If you’re going into hospital, a smartphone is really essential, as the surprising number of people with dumb phones found out to their cost.
So, sunk deep into whatever fuckuppery was currently masquerading as rational thought, a few weeks before being hauled away to APH I bought a SIM-free Samsung Galaxy S3 (Amazon), and a tenner-a-month mobile data contract from Virgin. I didn’t need the Galaxy, you understand, but man, I wanted it! I don’t do product endorsements unless I’ve used them myself extensively, and no, I wouldn’t do it for money, but feel free to ask – I might be lying and the S3 has had a real baptism of fire.
The phone, I have to say, is simply an amazing piece of kit, and did 99.9% of everything I asked of it. What struck me though, connected to Virgin via the hospital’s wi-fi (a connection that persisted for two days back home before dropping out – the hospital is 4+ miles away, go figure), was that it was staggeringly fast – every bit as fast as it is here, sitting feet from my router.
It was essential, I found, to let the phone locate and connect to the hospital service automatically for trouble-free functioning. Connect manually and it malfunctioned like buggery. Nope, sorry, no idea why.
It’s remarkably robust, too; despite having been dropped onto a vinyl tiled floor several times, and on one occasion also doused in hot Bovril, it continues to function perfectly.

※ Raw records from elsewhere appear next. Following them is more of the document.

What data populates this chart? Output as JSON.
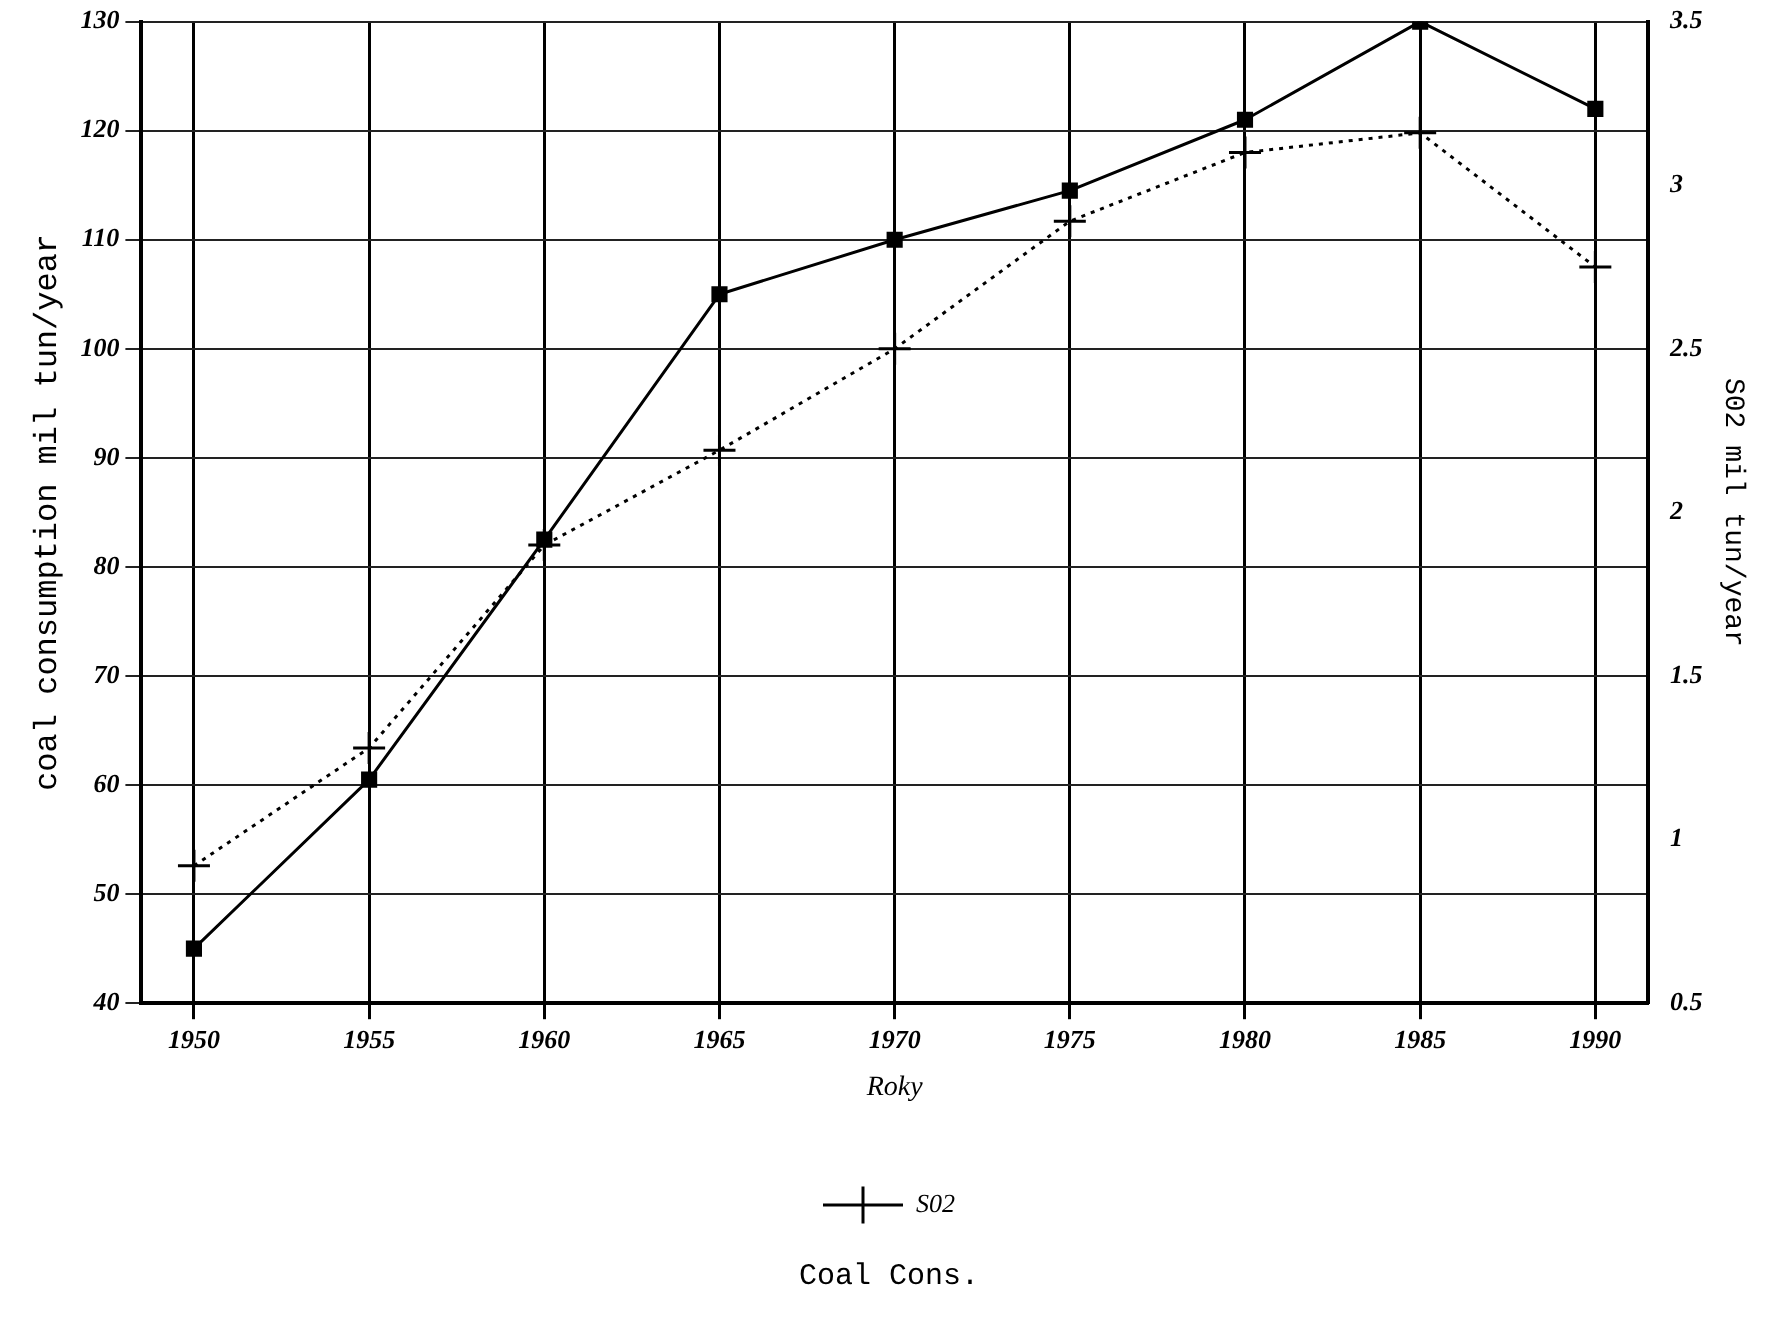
{
  "chart_data": {
    "type": "line",
    "title": "Coal Cons.",
    "xlabel": "Roky",
    "ylabel": "coal consumption mil tun/year",
    "y2label": "S02 mil tun/year",
    "x": [
      1950,
      1955,
      1960,
      1965,
      1970,
      1975,
      1980,
      1985,
      1990
    ],
    "xlim": [
      1948.5,
      1991.5
    ],
    "xticks": [
      1950,
      1955,
      1960,
      1965,
      1970,
      1975,
      1980,
      1985,
      1990
    ],
    "ylim": [
      40,
      130
    ],
    "yticks": [
      40,
      50,
      60,
      70,
      80,
      90,
      100,
      110,
      120,
      130
    ],
    "y2lim": [
      0.5,
      3.5
    ],
    "y2ticks": [
      0.5,
      1,
      1.5,
      2,
      2.5,
      3,
      3.5
    ],
    "grid": true,
    "legend": "bottom",
    "series": [
      {
        "color": "#000000",
        "marker": "square",
        "line_style": "solid",
        "values": [
          45,
          60.5,
          82.5,
          105,
          110,
          114.5,
          121,
          130,
          122
        ]
      },
      {
        "name": "S02",
        "color": "#000000",
        "marker": "cross",
        "line_style": "dotted",
        "axis": "y2",
        "values": [
          0.92,
          1.28,
          1.9,
          2.19,
          2.5,
          2.89,
          3.1,
          3.16,
          2.75
        ]
      }
    ]
  }
}
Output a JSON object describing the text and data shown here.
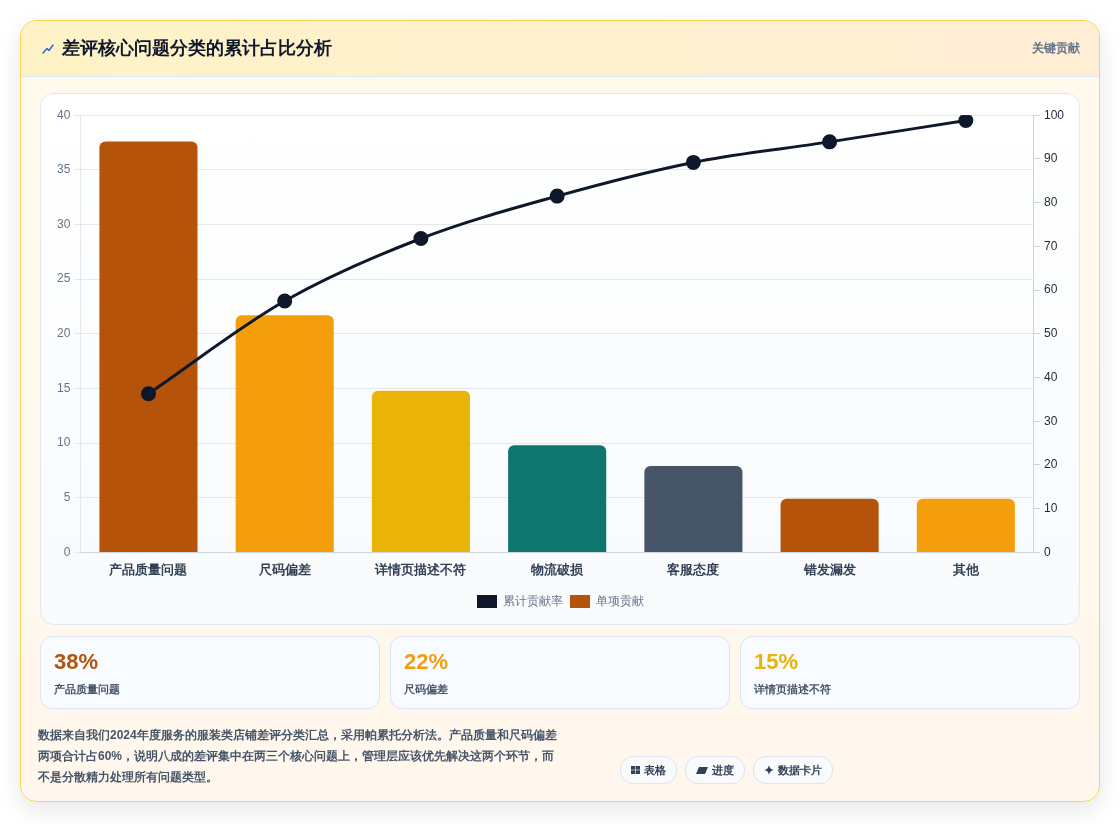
{
  "chart_data": [
    {
      "type": "bar",
      "title": "差评核心问题分类的累计占比分析",
      "subtitle": "关键贡献",
      "categories": [
        "产品质量问题",
        "尺码偏差",
        "详情页描述不符",
        "物流破损",
        "客服态度",
        "错发漏发",
        "其他"
      ],
      "series": [
        {
          "name": "累计贡献率",
          "type": "line",
          "axis": "y2",
          "color": "#0f172a",
          "values": [
            36.3,
            57.5,
            71.8,
            81.5,
            89.2,
            93.9,
            98.8
          ]
        },
        {
          "name": "单项贡献",
          "type": "bar",
          "colors": [
            "#b45309",
            "#f59e0b",
            "#eab308",
            "#0f766e",
            "#475569",
            "#b45309",
            "#f59e0b"
          ],
          "values": [
            37.6,
            21.7,
            14.8,
            9.8,
            7.9,
            4.9,
            4.9
          ]
        }
      ],
      "ylim": [
        0,
        40
      ],
      "yticks": [
        0,
        5,
        10,
        15,
        20,
        25,
        30,
        35,
        40
      ],
      "y2lim": [
        0,
        100
      ],
      "y2ticks": [
        0,
        10,
        20,
        30,
        40,
        50,
        60,
        70,
        80,
        90,
        100
      ],
      "grid": "y",
      "legend": "bottom",
      "marker": "circle",
      "line_style": "solid",
      "annotations": [
        "数据来自我们2024年度服务的服装类店铺差评分类汇总，采用帕累托分析法。产品质量和尺码偏差两项合计占60%，说明八成的差评集中在两三个核心问题上，管理层应该优先解决这两个环节，而不是分散精力处理所有问题类型。",
        "表格",
        "进度",
        "数据卡片"
      ]
    },
    {
      "type": "other",
      "annotations": [
        "38%",
        "产品质量问题",
        "22%",
        "尺码偏差",
        "15%",
        "详情页描述不符"
      ],
      "colors": [
        "#b45309",
        "#f59e0b",
        "#eab308"
      ]
    }
  ]
}
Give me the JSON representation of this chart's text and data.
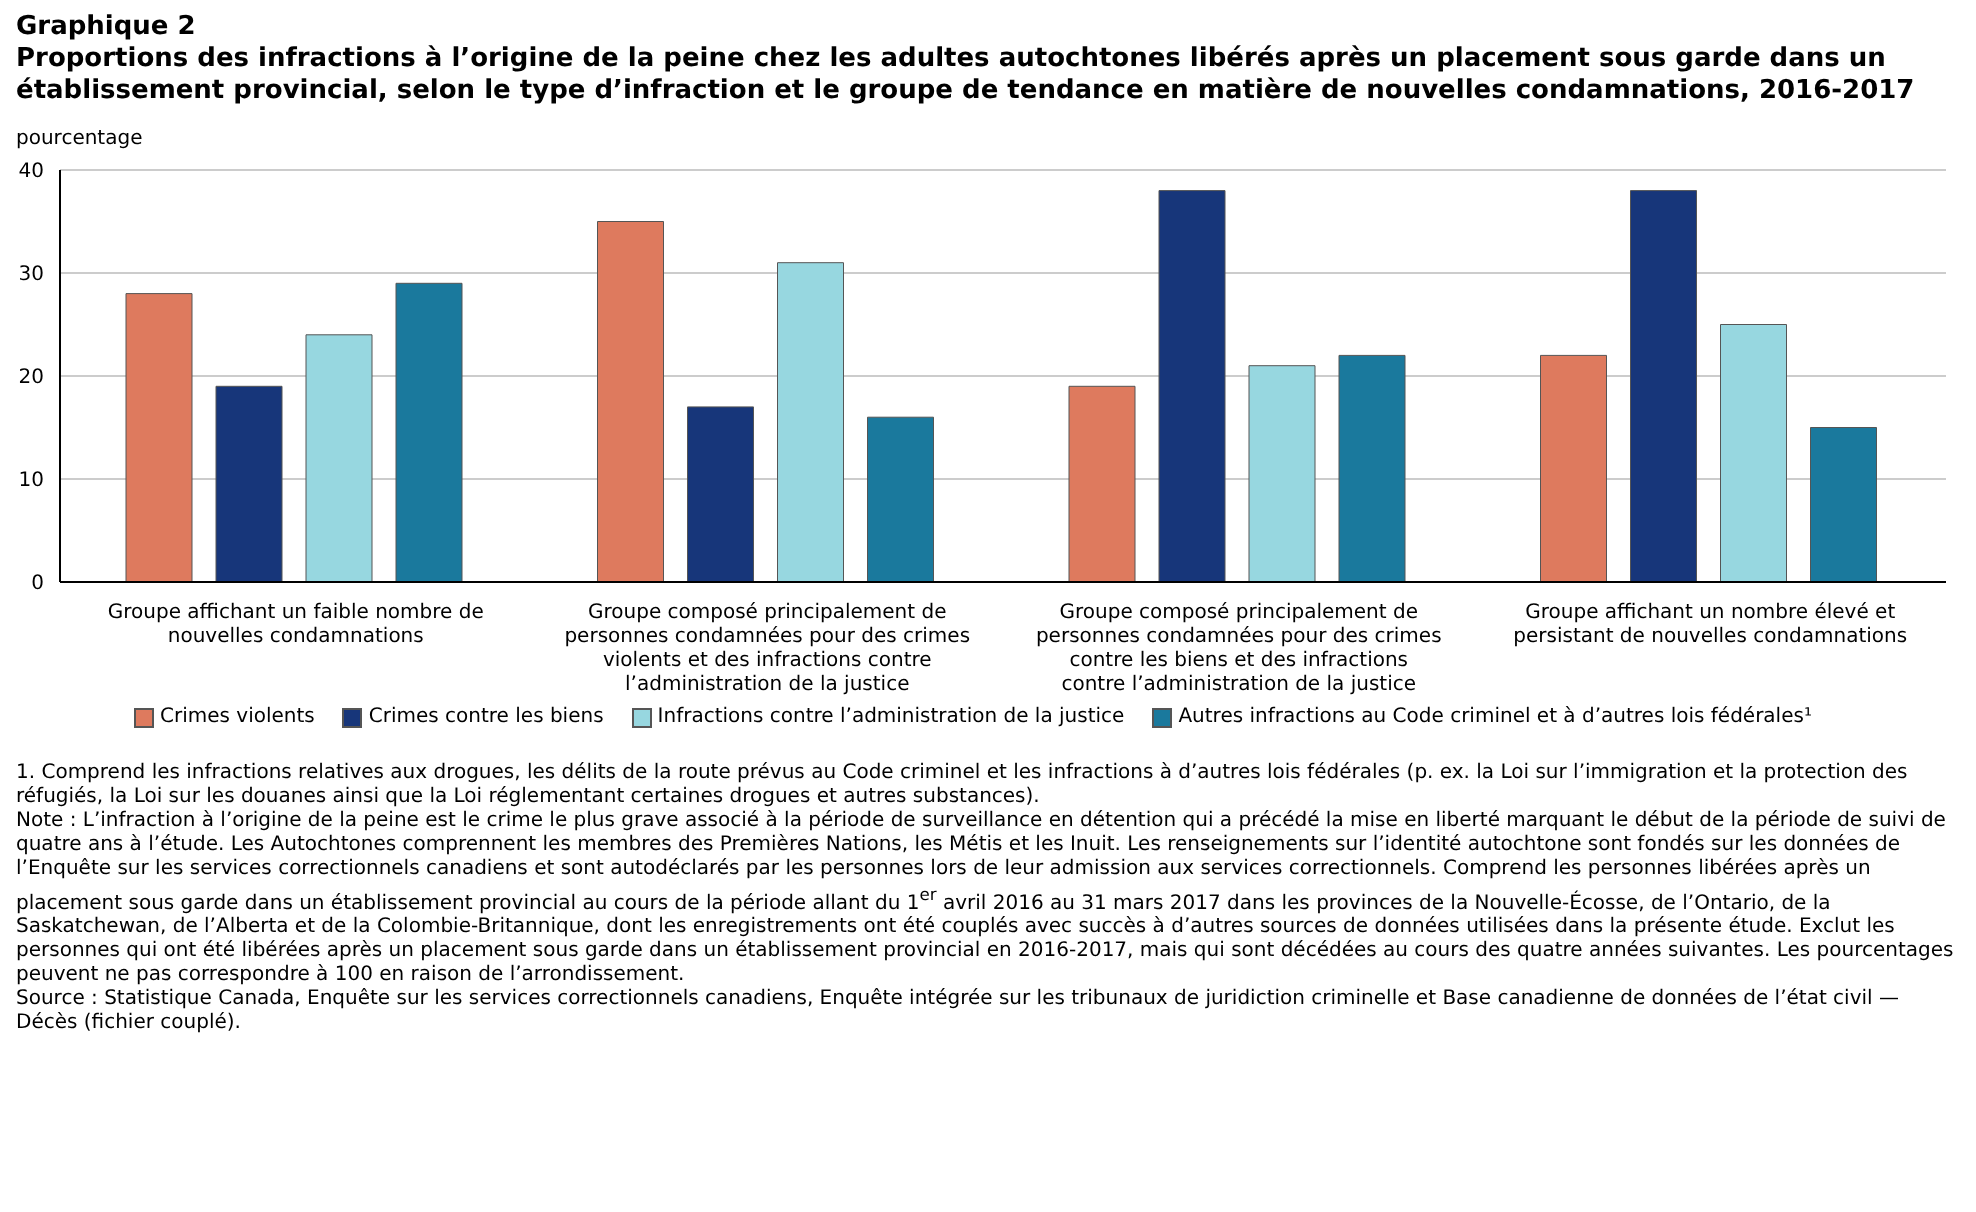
{
  "chart_data": {
    "type": "bar",
    "title": "Graphique 2",
    "subtitle": "Proportions des infractions à l’origine de la peine chez les adultes autochtones libérés après un placement sous garde dans un établissement provincial, selon le type d’infraction et le groupe de tendance en matière de nouvelles condamnations, 2016-2017",
    "ylabel": "pourcentage",
    "categories": [
      "Groupe affichant un faible nombre de nouvelles condamnations",
      "Groupe composé principalement de personnes condamnées pour des crimes violents et des infractions contre l’administration de la justice",
      "Groupe composé principalement de personnes condamnées pour des crimes contre les biens et des infractions contre l’administration de la justice",
      "Groupe affichant un nombre élevé et persistant de nouvelles condamnations"
    ],
    "series": [
      {
        "name": "Crimes violents",
        "color": "#de7a5e",
        "values": [
          28,
          35,
          19,
          22
        ]
      },
      {
        "name": "Crimes contre les biens",
        "color": "#17367a",
        "values": [
          19,
          17,
          38,
          38
        ]
      },
      {
        "name": "Infractions contre l’administration de la justice",
        "color": "#97d7e0",
        "values": [
          24,
          31,
          21,
          25
        ]
      },
      {
        "name": "Autres infractions au Code criminel et à d’autres lois fédérales¹",
        "color": "#1a799d",
        "values": [
          29,
          16,
          22,
          15
        ]
      }
    ],
    "ylim": [
      0,
      40
    ],
    "yticks": [
      0,
      10,
      20,
      30,
      40
    ],
    "grid": "y",
    "legend": "bottom",
    "annotations": [
      "1. Comprend les infractions relatives aux drogues, les délits de la route prévus au Code criminel et les infractions à d’autres lois fédérales (p. ex. la Loi sur l’immigration et la protection des réfugiés, la Loi sur les douanes ainsi que la Loi réglementant certaines drogues et autres substances).",
      "Note : L’infraction à l’origine de la peine est le crime le plus grave associé à la période de surveillance en détention qui a précédé la mise en liberté marquant le début de la période de suivi de quatre ans à l’étude. Les Autochtones comprennent les membres des Premières Nations, les Métis et les Inuit. Les renseignements sur l’identité autochtone sont fondés sur les données de l’Enquête sur les services correctionnels canadiens et sont autodéclarés par les personnes lors de leur admission aux services correctionnels. Comprend les personnes libérées après un placement sous garde dans un établissement provincial au cours de la période allant du 1$^{er}$ avril 2016 au 31 mars 2017 dans les provinces de la Nouvelle-Écosse, de l’Ontario, de la Saskatchewan, de l’Alberta et de la Colombie-Britannique, dont les enregistrements ont été couplés avec succès à d’autres sources de données utilisées dans la présente étude. Exclut les personnes qui ont été libérées après un placement sous garde dans un établissement provincial en 2016-2017, mais qui sont décédées au cours des quatre années suivantes. Les pourcentages peuvent ne pas correspondre à 100 en raison de l’arrondissement.",
      "Source : Statistique Canada, Enquête sur les services correctionnels canadiens, Enquête intégrée sur les tribunaux de juridiction criminelle et Base canadienne de données de l’état civil — Décès (fichier couplé)."
    ]
  }
}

I found the onboard virtual keypad something of a trial, though, and not wildly accurate in either vertical or horizontal mode, but a Bluetooth keyboard will fix that as well as allowing faster typing.
Don’t forget to install an anti-virus app – I use the free mobile version of avast! I now use the paid-for version for the extra assurance given that I can be online 24/7, but I’ve used the free version on my PCs for years and never been let down.
Finally, in a hospital or similar environment, look to your security – the default swipe to unlock is entirely inadequate – set up a password at the very least. And never leave the phone lying around unattended – or £400’s worth of electronics is very likely to go walkies.
And – just the teeniest bit important, this – don’t forget your charger and the longest USB lead you have.